Bolivia is van plan om, althans voor een beperkte tijd, de legale cocaproductie uit te breiden tot 20.000 hectare en legt de nadruk op de ontwikkeling van legale commerciële toepassingen voor cocabladeren. Hoewel de VS de voorkeur geeft aan langetermijnlimieten die nauwer aansluiten bij de huidige geschatte legale binnenlandse vraag van ongeveer 4.000 tot 6.000 hectare, zullen ze de drugsbestrijdingsinspanningen in Bolivia blijven steunen, aangezien het voorstel van 20.000 hectare nog steeds aanzienlijk lager is dan de huidige teelt, die sinds 2001 tussen ongeveer 23.000 en 28.000 hectare heeft geschommeld.
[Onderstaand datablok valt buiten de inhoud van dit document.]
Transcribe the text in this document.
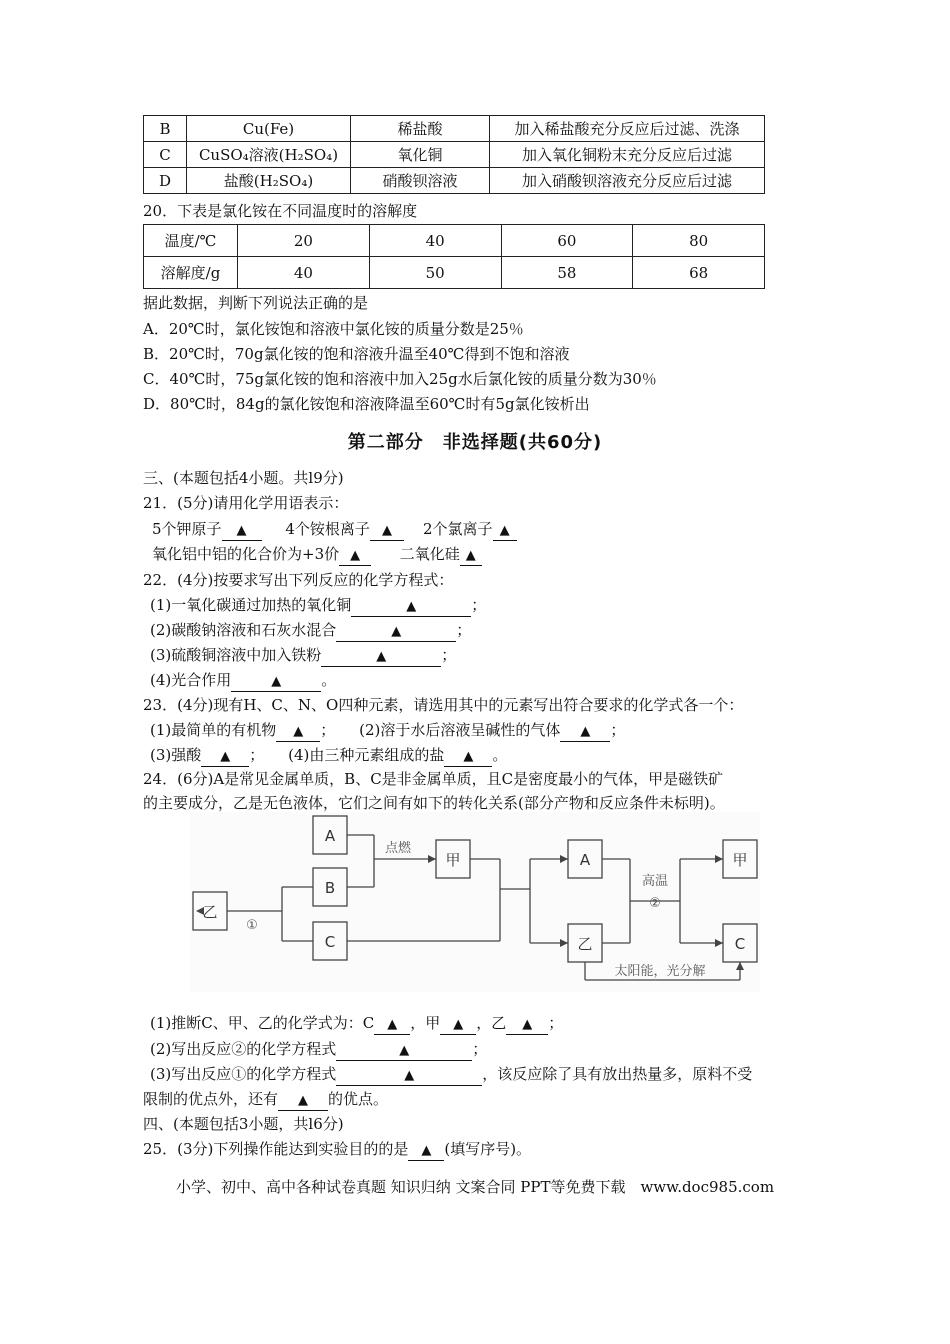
B	Cu(Fe)	稀盐酸	加入稀盐酸充分反应后过滤、洗涤
C	CuSO₄溶液(H₂SO₄)	氧化铜	加入氧化铜粉末充分反应后过滤
D	盐酸(H₂SO₄)	硝酸钡溶液	加入硝酸钡溶液充分反应后过滤
20．下表是氯化铵在不同温度时的溶解度
温度/℃	20	40	60	80
溶解度/g	40	50	58	68
据此数据，判断下列说法正确的是
A．20℃时，氯化铵饱和溶液中氯化铵的质量分数是25％
B．20℃时，70g氯化铵的饱和溶液升温至40℃得到不饱和溶液
C．40℃时，75g氯化铵的饱和溶液中加入25g水后氯化铵的质量分数为30％
D．80℃时，84g的氯化铵饱和溶液降温至60℃时有5g氯化铵析出
第二部分　非选择题(共60分)
三、(本题包括4小题。共l9分)
21．(5分)请用化学用语表示：
5个钾原子 ▲	4个铵根离子 ▲ 2个氯离子 ▲
氧化铝中铝的化合价为+3价 ▲	二氧化硅 ▲
22．(4分)按要求写出下列反应的化学方程式：
(1)一氧化碳通过加热的氧化铜	▲	；
(2)碳酸钠溶液和石灰水混合	▲	；
(3)硫酸铜溶液中加入铁粉	▲	；
(4)光合作用	▲	。
23．(4分)现有H、C、N、O四种元素，请选用其中的元素写出符合要求的化学式各一个：
(1)最简单的有机物 ▲ ；     (2)溶于水后溶液呈碱性的气体 ▲ ；
(3)强酸 ▲ ；     (4)由三种元素组成的盐 ▲ 。
24．(6分)A是常见金属单质，B、C是非金属单质，且C是密度最小的气体，甲是磁铁矿
的主要成分，乙是无色液体，它们之间有如下的转化关系(部分产物和反应条件未标明)。
乙
A
B
C
甲	A
乙
甲
C
点燃
①
高温
②
太阳能，光分解
(1)推断C、甲、乙的化学式为：C ▲ ，甲 ▲ ，乙 ▲ ；
(2)写出反应②的化学方程式	▲	；
(3)写出反应①的化学方程式	▲	，该反应除了具有放出热量多，原料不受
限制的优点外，还有 ▲ 的优点。
四、(本题包括3小题，共l6分)
25．(3分)下列操作能达到实验目的的是 ▲ (填写序号)。
小学、初中、高中各种试卷真题 知识归纳 文案合同 PPT等免费下载　www.doc985.com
De Verenigde Staten verlenen ook aanzienlijke steun aan parallelle inspanningen om de smokkel van cocabladeren, cocaïne en precursorchemicaliën te verhinderen. De regering van de VS heeft voor een groot deel alternatieve ontwikkelingsprogramma’s en de drugsbestrijdingspolitie gefinancierd. De VS hebben Bolivia in 2007 opnieuw gecertificeerd als een land dat “aantoonbaar” niet heeft samengewerkt op het gebied van drugsbestrijding, en vonden de interdictie-inspanningen van Bolivia zeer positief, zij het tegen een achtergrond van gestaag stijgende cocaïneproductie en -handel. Recente Boliviaanse regeringen hebben de drugsbestrijdingsprogramma’s van de Amerikaanse regering gesteund.
De hoeveelheid Boliviaanse cocaïne die de Amerikaanse markt bereikt, is verwaarloosbaar. De New York Times speculeert dat de Amerikaanse hulp voor de uitroeiing van coca meer bedoeld is om Amerikaanse ambtenaren een zeldzame blik in de regering van de heer Morales te gunnen. Maar zelfs de beperkte samenwerking tussen de twee regeringen staat onder toenemende druk. Radicale leden van de Morales regering hebben de uitwijzing van Amerikaanse hulpverleners geëist. In juni 2008 marcheerden 20.000 demonstranten naar de Amerikaanse ambassade in La Paz, waarbij ze slaags raakten met de politie en dreigden het gebouw in brand te steken. Evo Morales prees later de demonstranten.